This blog is for my readers in procurement with home blood pressure gauges. Warning: do not act on this blog if you have high blood pressure or have failed your anger management class!
Select a day when your blood pressure is normal and you are in particularly good spirits. Do the following three things:
- Ask your contract manufacturer for a list of all components on your Bill of Materials that are registered along with how much cost reduction you have achieved on each component since the product was launched.
- Ask your Director of Sales how much your average selling price has come down since you launched your product, and
- Put your blood pressure gauge on and compare the two.
Now, with the blood pressure gauge still on, ask your engineering team if they were aware that your company had been registered and to identify specifically what work each supplier with the registrations did to justify your being registered.
What you will most likely find is that your product’s average selling price has dropped, that you have had no cost reduction on registered components and that no one knew that your company was registered. If you haven’t had a stroke, remove the blood pressure gauge and take a few deep breathes.
What is registration?
Registration is a process where distributors who have provided you with engineering services at some undefined level are able to enter into an arrangement with the manufacturer so that they purchase components at a lower price than their competitors. This means that no other distributor can compete and the distributor with your registration is assured your ongoing business. This lower price to the registered distributor is achieved through a ship and debit process. With ship and debit, all distributors start with close to or the same price but the one with registration gets a credit whenever registered material is sold to you. Note that this lower price is not necessarily a fair market price or even appropriate price for you; it is the one you are stuck with forever.

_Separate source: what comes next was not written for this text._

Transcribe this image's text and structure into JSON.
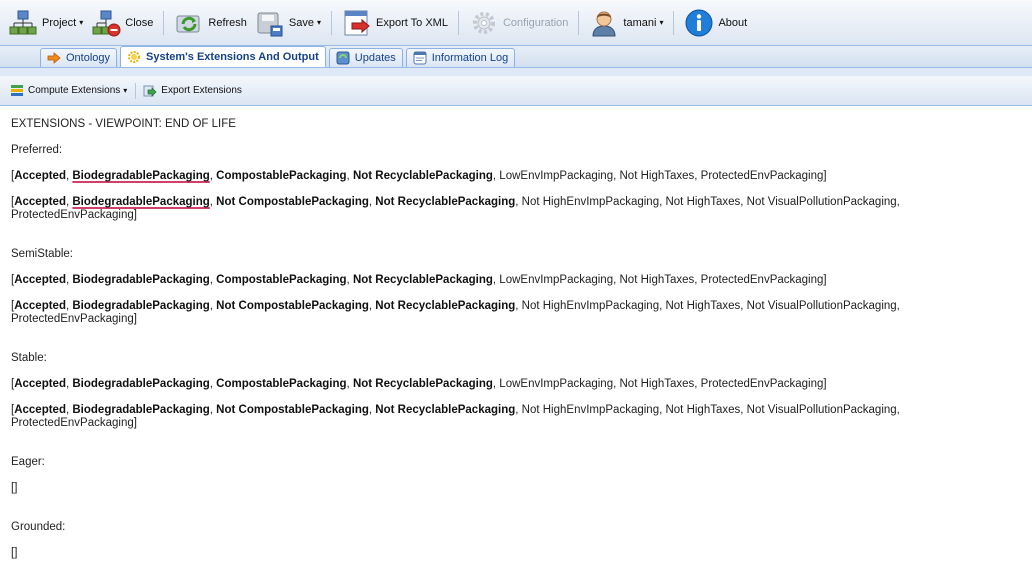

Registration is a process that I have issues with and am surprised that it has not lead to prosecutions under anti-trust legislation. Here are my issues:
- You are registered without your knowledge and no proof of having provided engineering services is required by the company claiming the registration.
- You are not given the option of paying for these engineering services as an R&D charge. Instead, you are burdened with a high price throughout the component’s useful life in the original application and in any subsequent application where it is used.
- There is no competitive environment created between distributors as prices are essentially fixed.
I have one customer who, on discovering just how many of his components were registered and the premium that he was paying to market, called all of the development engineers into a conference room to show them how much the twenty dollar lunch that the distributor had bought them was costing their company; it was millions of dollars. He is going a step further and asking the manufacturers for proof that the distributors holding the registration actually did any value added work. Without evidence, he will ask for deregistration and may block design access to any manufacturer that implements an anti- competitive, restrictive pricing practice on his company without his approval.
I am not saying that these manufacturers or distributors are bad people; only that they have a bad process which is not aligned with the interests of their customers. Given that the electronics products customer is the conduit through which the component flows to an end user, I expect the component manufacturers to support the product company at time of product introduction and throughout the product’s lifecycle. After all, no real value is created until a product is at the end user stage.
If my thinking is wrong on this, let me know. Otherwise, I will keep my blood pressure gauge nearby.